As for next steps, if the researchers continue to see promising data on the mosaic vaccine from another ongoing study, a larger human efficacy trial will move forward toward the end of the year in southern Africa, involving some 2,600 healthy, HIV-negative women.
Deaths from AIDS have halved since 2005 — but there’s still a ton of work to be done
We’ve made remarkable progress against HIV around the world. In 1996, as HIV prevalencewas peaking around the world, the United Nations established UNAIDS, the first global health body focused on a single disease. In 2000, the UN Security Council convened an unprecedented meeting to address the out-of-control AIDS crisis. This led to a massive concentration of resources into HIV/AIDS research, and triggered global and coordinated efforts to stem the disease.
Researchers and doctors figured out how to get people tested and diagnosed quickly, and uncovered effective treatments that allowed those with HIV to live long, relatively healthy lives. Public health officials also waged awareness campaigns about prevention, reminding people to practice safe sex with condoms and get tested, and that early HIV treatment can save lives. Recently, researchers even discovered a pill to prevent HIV.

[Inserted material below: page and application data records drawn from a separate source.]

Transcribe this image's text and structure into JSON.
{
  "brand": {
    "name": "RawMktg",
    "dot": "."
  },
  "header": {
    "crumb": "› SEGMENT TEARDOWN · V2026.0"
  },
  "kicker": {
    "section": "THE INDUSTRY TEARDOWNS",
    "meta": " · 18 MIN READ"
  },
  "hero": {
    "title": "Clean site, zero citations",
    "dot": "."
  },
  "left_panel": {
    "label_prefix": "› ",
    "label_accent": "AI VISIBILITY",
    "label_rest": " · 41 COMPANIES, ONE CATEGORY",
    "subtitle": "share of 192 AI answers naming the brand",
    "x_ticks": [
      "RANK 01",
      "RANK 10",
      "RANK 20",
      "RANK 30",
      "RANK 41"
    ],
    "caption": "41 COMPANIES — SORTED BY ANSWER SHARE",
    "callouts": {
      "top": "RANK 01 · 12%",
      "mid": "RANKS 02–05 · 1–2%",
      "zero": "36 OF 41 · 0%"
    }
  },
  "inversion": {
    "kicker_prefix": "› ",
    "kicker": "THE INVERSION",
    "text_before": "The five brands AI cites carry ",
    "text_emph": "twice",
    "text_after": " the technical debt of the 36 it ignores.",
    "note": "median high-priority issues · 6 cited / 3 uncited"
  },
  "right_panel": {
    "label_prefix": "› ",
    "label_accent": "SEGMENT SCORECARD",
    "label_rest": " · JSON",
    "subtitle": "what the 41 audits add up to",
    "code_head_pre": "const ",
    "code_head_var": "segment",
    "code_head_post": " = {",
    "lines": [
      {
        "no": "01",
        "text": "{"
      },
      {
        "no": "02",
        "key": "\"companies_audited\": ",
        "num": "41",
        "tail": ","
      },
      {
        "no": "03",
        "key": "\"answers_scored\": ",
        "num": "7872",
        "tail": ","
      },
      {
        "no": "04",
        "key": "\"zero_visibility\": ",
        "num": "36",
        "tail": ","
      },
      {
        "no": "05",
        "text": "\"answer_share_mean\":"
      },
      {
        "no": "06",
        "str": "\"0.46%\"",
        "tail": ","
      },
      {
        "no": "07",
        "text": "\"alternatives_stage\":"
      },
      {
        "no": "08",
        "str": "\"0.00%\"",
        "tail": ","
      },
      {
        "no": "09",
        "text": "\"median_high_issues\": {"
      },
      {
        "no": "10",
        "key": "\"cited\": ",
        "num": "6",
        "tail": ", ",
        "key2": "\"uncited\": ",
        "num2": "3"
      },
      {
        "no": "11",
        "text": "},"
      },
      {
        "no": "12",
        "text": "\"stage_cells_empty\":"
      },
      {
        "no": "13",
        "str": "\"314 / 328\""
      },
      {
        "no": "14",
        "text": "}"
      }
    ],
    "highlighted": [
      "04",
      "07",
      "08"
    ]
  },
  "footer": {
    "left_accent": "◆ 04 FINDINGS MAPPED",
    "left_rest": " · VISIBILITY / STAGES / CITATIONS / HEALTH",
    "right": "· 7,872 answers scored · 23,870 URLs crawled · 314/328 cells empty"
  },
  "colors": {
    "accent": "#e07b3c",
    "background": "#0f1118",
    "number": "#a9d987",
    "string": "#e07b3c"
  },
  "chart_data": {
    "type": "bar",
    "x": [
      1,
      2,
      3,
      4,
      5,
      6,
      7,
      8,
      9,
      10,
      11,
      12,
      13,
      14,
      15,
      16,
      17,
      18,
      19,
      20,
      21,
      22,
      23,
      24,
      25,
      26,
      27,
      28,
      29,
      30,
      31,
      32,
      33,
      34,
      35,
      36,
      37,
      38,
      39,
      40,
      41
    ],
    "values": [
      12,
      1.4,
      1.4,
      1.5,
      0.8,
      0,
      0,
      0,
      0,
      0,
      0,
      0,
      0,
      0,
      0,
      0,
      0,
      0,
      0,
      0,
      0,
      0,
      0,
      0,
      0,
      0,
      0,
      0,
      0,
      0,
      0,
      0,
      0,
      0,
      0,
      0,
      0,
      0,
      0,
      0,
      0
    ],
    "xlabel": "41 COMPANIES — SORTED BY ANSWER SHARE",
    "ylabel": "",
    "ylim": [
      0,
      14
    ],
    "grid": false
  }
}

Deaths from AIDS have halved to 1 million since 2005, and UNAIDS estimates almost 20 million people now have access to treatment. (Some of that access is now in jeopardy, however, given that President Donald Trump has proposed cutting $800 million from a key US government AIDS program called PEPFAR in the 2018 budget.)
An HIV vaccine has long been elusive. The other HIV vaccine in human testing, the HVTN 702 candidate, is a newer version of the only other HIV vaccine to show any efficacy in humans, called RV144. In a trial on the RV144, 31 percent of people who got the vaccine did not develop HIV — too small a number to be useful. But with the new HVTN trial, researchers hope some tweaks to the vaccine might boost the efficacy rate.
“A safe and effective HIV vaccine would be a powerful tool to reduce new HIV infections worldwide and help bring about a durable end to the HIV/AIDS pandemic,” Fauci said in a statement. “By exploring multiple promising avenues of vaccine development research, we expand our opportunities to achieve these goals.”